Should you invest your retirement savings in emerging markets?

Reuters
Workers at a garment factory in Hai Duong province, outside Hanoi, Vietnam.

Retirees tempted to invest in emerging market equities should know that the sector is lower today than at its fall 2007 pre-financial crisis top.

That’s crucial information because it illustrates how long emerging market stocks can take to recover from a major decline. Since retirees need to withdraw money from their retirement portfolios every year, they can ill afford an investment that stays underwater for long periods.

This is especially important to keep in mind now, since some financial advisers believe that emerging markets are the only category of global equities that will produce a significant return above inflation over the coming decade. GMO, for example, the well-known Boston-based money management firm, projects that the S&P 500 SPX, -0.55%  over the next 7 years will produce an inflation-adjusted annualized loss of 5.6%, versus a 1.0% gain for emerging market equities.

Research Affiliates, the Newport Beach, Calif.-based firm founded by Robert Arnott, paints a similar picture. It is projecting that emerging market equities will produce a 5.7% real, annualized return over the next decade, versus just 0.1% for the S&P 500.

These projections make it hard for some retirees to resist allocating a chunk of their equity allocation to emerging market equities, especially in light of recent news stories trumpeting emerging market ETFs that are “blowing away the competition.”

A very long bear market recovery time is just one of the reasons retirees might want to think twice before succumbing to that temptation, however. Several of these other risks were recently enumerated by none other than GMO, which might seem paradoxical given that the firm is also projecting that emerging market equities will be the only stock market game in town for the next seven years. But the firm is to be commended for also recognizing that “there are more ways to lose money and make substantial errors investing in emerging markets than there are in developed markets.”

Consider the odds that earnings per share will fall at least 20% in a year’s time—an earnings crash, if you will. GMO’s Amit Bhartia and Matt Seto calculate that, based on data back to 1995, there’s a 22% chance in any given 12-month period that EPS for the emerging market sector as a whole will experience such a decline.

In other words, assuming the future is like the past, there is a greater-than-one-in-five chance that aggregate emerging market EPS will fall by more than 20% in any given year. That is nearly three times greater than the comparable probability for EPS for the S&P 500.

What are the odds of an EPS decline of any magnitude in any given 12-month period? They are 41%, or nearly half the time, on average, according to GMO. As the firm puts it, declines in index earnings “happen with alarming regularity in emerging markets.”

Why are emerging market equities so risky? There are numerous reasons, including:

•“The lack of institutional frameworks, poor-quality management, and greater vulnerability to the credit cycle,” as GMO puts it. A chilling example that we should never forget is India’s recent decision to remove 85% of its currency from circulation — overnight and without warning.

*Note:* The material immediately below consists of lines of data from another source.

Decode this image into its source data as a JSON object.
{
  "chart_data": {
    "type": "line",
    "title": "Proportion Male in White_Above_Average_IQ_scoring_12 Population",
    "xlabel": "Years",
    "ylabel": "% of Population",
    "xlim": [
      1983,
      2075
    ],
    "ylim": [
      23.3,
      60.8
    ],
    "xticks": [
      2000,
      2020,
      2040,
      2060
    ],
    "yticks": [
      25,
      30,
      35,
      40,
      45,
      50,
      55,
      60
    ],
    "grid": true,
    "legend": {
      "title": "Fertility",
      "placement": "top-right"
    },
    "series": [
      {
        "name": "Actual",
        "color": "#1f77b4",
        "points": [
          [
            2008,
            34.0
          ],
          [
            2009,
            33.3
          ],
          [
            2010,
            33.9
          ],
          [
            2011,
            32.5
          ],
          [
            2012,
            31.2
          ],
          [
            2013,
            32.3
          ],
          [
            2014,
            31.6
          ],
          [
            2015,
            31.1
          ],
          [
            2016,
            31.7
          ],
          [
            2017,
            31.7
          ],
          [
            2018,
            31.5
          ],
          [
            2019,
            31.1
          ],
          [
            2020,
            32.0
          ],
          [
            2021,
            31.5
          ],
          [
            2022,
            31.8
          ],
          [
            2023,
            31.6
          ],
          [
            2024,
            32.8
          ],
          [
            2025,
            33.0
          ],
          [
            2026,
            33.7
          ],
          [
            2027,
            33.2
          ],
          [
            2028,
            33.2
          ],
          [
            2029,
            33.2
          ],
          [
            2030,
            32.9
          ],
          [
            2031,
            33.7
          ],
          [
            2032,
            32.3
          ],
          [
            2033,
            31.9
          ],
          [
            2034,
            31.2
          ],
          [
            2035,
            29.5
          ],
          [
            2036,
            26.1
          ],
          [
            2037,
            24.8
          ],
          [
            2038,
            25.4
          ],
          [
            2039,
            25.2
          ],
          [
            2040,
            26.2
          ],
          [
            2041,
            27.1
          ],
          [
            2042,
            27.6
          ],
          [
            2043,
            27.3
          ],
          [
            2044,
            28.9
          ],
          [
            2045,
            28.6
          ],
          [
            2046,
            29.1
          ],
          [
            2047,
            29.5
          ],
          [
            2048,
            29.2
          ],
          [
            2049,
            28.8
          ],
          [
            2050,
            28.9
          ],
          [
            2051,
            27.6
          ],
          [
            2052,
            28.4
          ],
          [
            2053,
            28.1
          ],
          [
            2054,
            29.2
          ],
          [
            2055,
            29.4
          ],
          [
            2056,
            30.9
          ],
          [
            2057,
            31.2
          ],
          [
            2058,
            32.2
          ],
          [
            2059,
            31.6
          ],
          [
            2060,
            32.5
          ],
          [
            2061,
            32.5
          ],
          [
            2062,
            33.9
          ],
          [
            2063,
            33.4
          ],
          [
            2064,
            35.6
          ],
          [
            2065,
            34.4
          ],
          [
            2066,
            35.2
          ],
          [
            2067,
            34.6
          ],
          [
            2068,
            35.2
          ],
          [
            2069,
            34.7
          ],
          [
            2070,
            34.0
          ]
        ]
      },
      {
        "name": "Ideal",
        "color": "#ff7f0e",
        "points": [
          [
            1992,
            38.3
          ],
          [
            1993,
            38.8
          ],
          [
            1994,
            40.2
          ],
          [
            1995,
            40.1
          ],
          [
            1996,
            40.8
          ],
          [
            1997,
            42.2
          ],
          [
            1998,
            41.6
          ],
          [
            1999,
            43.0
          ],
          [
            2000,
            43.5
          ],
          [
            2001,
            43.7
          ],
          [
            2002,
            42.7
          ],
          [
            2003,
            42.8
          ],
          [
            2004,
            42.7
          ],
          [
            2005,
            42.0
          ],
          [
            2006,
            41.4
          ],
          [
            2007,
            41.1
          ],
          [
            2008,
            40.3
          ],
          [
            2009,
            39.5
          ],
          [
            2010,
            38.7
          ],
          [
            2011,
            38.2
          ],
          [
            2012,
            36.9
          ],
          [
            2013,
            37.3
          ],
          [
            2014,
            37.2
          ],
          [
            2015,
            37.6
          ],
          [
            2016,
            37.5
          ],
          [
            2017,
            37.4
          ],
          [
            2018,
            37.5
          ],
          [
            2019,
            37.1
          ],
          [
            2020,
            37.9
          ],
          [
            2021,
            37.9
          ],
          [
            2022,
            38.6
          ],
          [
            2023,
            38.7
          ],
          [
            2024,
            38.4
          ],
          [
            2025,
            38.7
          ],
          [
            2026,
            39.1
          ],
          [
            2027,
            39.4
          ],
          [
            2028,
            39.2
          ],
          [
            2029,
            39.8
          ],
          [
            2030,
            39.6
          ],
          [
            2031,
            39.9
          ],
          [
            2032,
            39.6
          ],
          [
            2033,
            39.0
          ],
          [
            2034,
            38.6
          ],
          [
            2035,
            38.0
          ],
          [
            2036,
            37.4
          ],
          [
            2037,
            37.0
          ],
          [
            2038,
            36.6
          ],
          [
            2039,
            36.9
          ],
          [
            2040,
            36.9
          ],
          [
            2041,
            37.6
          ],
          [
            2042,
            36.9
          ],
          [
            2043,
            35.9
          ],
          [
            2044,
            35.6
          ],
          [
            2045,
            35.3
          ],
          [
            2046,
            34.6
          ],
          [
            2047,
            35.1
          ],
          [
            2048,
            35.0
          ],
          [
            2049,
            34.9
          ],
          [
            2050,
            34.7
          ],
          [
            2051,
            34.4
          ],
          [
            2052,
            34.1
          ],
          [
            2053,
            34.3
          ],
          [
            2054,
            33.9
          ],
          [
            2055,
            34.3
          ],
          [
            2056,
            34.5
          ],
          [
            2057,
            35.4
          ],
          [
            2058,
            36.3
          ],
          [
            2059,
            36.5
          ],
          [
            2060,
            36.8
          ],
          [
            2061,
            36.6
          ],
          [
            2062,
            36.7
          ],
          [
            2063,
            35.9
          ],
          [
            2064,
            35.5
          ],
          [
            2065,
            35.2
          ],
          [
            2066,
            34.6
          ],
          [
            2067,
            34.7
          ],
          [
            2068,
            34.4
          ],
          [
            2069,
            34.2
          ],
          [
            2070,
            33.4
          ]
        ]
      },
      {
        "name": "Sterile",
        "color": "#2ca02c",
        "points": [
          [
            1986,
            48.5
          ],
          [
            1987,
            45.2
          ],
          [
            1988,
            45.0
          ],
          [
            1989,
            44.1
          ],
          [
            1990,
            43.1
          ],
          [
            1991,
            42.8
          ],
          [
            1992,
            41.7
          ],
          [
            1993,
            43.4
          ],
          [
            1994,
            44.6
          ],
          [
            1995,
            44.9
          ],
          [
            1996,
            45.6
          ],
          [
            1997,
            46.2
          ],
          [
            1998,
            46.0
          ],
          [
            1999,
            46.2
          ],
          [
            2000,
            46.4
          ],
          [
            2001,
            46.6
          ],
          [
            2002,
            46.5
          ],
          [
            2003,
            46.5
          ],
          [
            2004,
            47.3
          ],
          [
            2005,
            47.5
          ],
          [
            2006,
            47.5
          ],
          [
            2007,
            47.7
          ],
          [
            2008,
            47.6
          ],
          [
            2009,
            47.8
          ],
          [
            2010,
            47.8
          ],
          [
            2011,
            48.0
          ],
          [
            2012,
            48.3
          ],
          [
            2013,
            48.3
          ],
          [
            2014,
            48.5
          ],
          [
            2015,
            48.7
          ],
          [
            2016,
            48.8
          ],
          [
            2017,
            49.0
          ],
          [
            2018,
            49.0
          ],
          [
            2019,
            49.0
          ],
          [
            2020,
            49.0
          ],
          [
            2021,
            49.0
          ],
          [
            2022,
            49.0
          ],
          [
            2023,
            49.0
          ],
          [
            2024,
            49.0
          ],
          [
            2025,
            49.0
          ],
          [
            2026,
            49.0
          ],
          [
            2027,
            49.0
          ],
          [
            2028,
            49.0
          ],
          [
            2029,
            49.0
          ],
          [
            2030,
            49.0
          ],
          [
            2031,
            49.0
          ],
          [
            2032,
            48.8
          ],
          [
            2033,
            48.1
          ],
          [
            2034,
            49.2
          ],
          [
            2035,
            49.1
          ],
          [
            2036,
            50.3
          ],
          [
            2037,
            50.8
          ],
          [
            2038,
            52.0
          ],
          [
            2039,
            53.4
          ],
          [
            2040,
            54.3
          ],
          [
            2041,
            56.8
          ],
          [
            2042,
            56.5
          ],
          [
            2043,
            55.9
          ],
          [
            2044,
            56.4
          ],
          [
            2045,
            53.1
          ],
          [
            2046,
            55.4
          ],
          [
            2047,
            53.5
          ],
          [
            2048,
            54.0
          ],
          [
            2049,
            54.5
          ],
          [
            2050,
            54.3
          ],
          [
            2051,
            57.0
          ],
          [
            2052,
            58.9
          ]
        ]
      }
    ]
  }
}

•There is relatively little stock market history from which to draw conclusions. China — one of the world’s largest economies, and which accounts for more than 30% of the MSCI Emerging Markets Index EEM, +0.04%   — didn’t issue its first stock until 1984. The Shanghai Stock Exchange wasn’t created until 1990. That means analysts have precious little data to analyze, making it even more speculative than it is anyway trying to extrapolate the past into the future.

•China’s dominance of the MSCI Emerging Markets Index also points to another risk: Index funds in this arena may not be as diversified as you think.

To adequately compensate retirees for this sector’s huge risk, emerging market equities would have to perform well — very, very well, in fact. And it’s not clear that they will — even if they live up to the 7- and 10-year projections from GMO and Research Affiliates. In other words, emerging market equities may outperform the S&P 500 in raw terms but still not beat it on a risk-adjusted basis.

If that is the case, and you want to increase your retirement portfolio’s risk, then you will be better off increasing your exposure to domestic stocks rather than investing in emerging market equities. You will make more money, relative to risk, than with emerging market stocks, or make just as money as emerging stocks but with less risk.